Christen bereuen

Die Kirche von England entschuldigt sich für ihre antisemitische Vergangenheit

| Themen: Christen, Antisemitismus
Illustration. Anglikanische Geistliche beten in der St. Georgs-Kathedrale in Jerusalem. Foto: Sebi Berens/Flash90

Ein Großteil der Schuld am aktuellen Nahostkonflikt sollte direkt vor der Tür liegen – nicht bei Israel, sondern bei der Kirche.

Es ist daher völlig angemessen, dass die Kirche von England am 8. Mai in der Kathedrale von Oxford einen Bußgottesdienst für den historischen Antisemitismus abhält.
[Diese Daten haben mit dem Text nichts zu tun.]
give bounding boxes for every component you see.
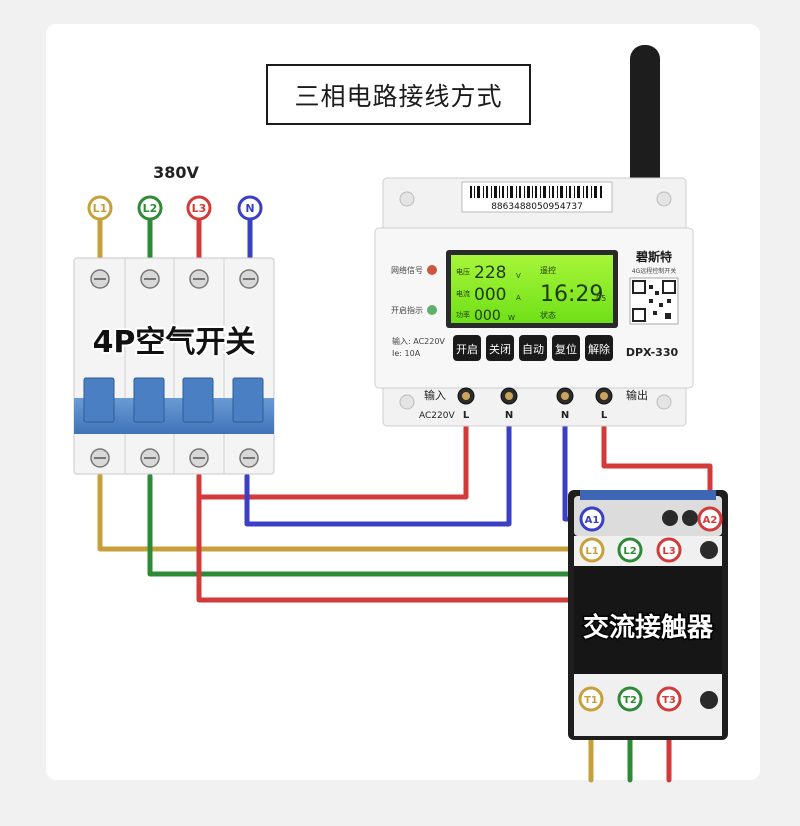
network-indicator-icon <box>427 265 437 275</box>
svg-text:L: L <box>463 410 470 421</box>
terminal-a2: A2 <box>703 515 718 526</box>
wire-controller-in-n <box>244 417 512 527</box>
svg-text:N: N <box>561 410 569 421</box>
wire-coil-a2 <box>601 417 713 511</box>
power-indicator-label: 开启指示 <box>391 305 423 315</box>
close-button[interactable] <box>486 335 514 361</box>
network-signal-label: 网络信号 <box>391 265 423 275</box>
spec-input: 输入: AC220V <box>392 336 445 346</box>
control-buttons: 开启 关闭 自动 复位 解除 <box>453 335 613 361</box>
spec-current: Ie: 10A <box>392 349 421 358</box>
terminal-l2: L2 <box>143 202 158 215</box>
lcd-voltage: 228 <box>474 263 506 283</box>
contactor-terminal-l1: L1 <box>585 546 598 557</box>
svg-text:电压: 电压 <box>456 267 470 276</box>
contactor-terminal-l2: L2 <box>623 546 636 557</box>
svg-text:L: L <box>601 410 608 421</box>
barcode-text: 8863488050954737 <box>491 202 583 212</box>
breaker-terminals: L1 L2 L3 N <box>87 195 263 221</box>
breaker-label: 4P空气开关 <box>93 325 256 360</box>
wire-controller-in-l <box>196 417 469 500</box>
svg-text:05: 05 <box>596 294 606 303</box>
svg-text:W: W <box>508 314 515 322</box>
svg-text:A: A <box>516 294 521 302</box>
svg-text:状态: 状态 <box>540 310 556 320</box>
brand-name: 碧斯特 <box>635 249 672 264</box>
terminal-n: N <box>245 202 254 215</box>
contactor-label: 交流接触器 <box>583 612 714 643</box>
brand-subtitle: 4G远程控制开关 <box>632 267 676 275</box>
lcd-power: 000 <box>474 308 501 324</box>
contactor-terminal-t1: T1 <box>584 695 598 706</box>
model-number: DPX-330 <box>626 346 679 359</box>
contactor-terminal-t3: T3 <box>662 695 676 706</box>
controller: 8863488050954737 网络信号 开启指示 输入: AC220V Ie… <box>374 177 694 427</box>
input-label: 输入 <box>424 388 446 402</box>
open-button[interactable] <box>453 335 481 361</box>
input-voltage: AC220V <box>419 411 455 421</box>
svg-text:复位: 复位 <box>555 342 577 356</box>
svg-text:自动: 自动 <box>522 343 544 356</box>
contactor-terminals: A1 A2 L1 L2 L3 T1 T2 T3 <box>578 506 723 712</box>
terminal-l1: L1 <box>93 202 108 215</box>
lcd-screen: 电压 228 V 遥控 电流 000 A 16:29 05 功率 000 W 状… <box>446 250 618 328</box>
svg-text:遥控: 遥控 <box>540 265 556 275</box>
release-button[interactable] <box>585 335 613 361</box>
svg-text:电流: 电流 <box>456 289 470 298</box>
qr-code-icon <box>629 277 679 325</box>
svg-text:开启: 开启 <box>456 343 478 356</box>
breaker: 4P空气开关 <box>73 257 275 475</box>
terminal-a1: A1 <box>585 515 600 526</box>
contactor-terminal-l3: L3 <box>662 546 675 557</box>
contactor: 交流接触器 <box>568 490 728 740</box>
output-label: 输出 <box>626 388 648 402</box>
svg-text:功率: 功率 <box>456 310 470 319</box>
reset-button[interactable] <box>552 335 580 361</box>
svg-text:关闭: 关闭 <box>489 342 511 356</box>
svg-text:解除: 解除 <box>588 342 610 356</box>
terminal-l3: L3 <box>192 202 207 215</box>
wire-l1 <box>97 473 585 552</box>
auto-button[interactable] <box>519 335 547 361</box>
voltage-label: 380V <box>153 163 199 182</box>
contactor-terminal-t2: T2 <box>623 695 637 706</box>
svg-text:N: N <box>505 410 513 421</box>
page-title: 三相电路接线方式 <box>266 64 531 125</box>
lcd-time: 16:29 <box>540 282 603 307</box>
power-indicator-icon <box>427 305 437 315</box>
lcd-current: 000 <box>474 285 506 305</box>
svg-text:V: V <box>516 272 521 280</box>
Denn auf der Synode von Oxford im Jahr 1222 (also vor 800 Jahren) wurden die Gesetze verabschiedet, die schließlich zur Vertreibung der Juden aus England im Jahr 1290 führten.

Es dauerte fast 400 Jahre, bis sie von Cromwell wieder willkommen geheißen wurden, ein Zeitraum, der mit ihrer Versklavung im alten Ägypten vergleichbar ist; nur dass es unsere Vorfahren waren, die Gott beleidigt haben, indem sie sein eigenes Volk – und alle Segnungen, die es hätte bieten können – aus diesem grünen und angenehmen England verbannt haben.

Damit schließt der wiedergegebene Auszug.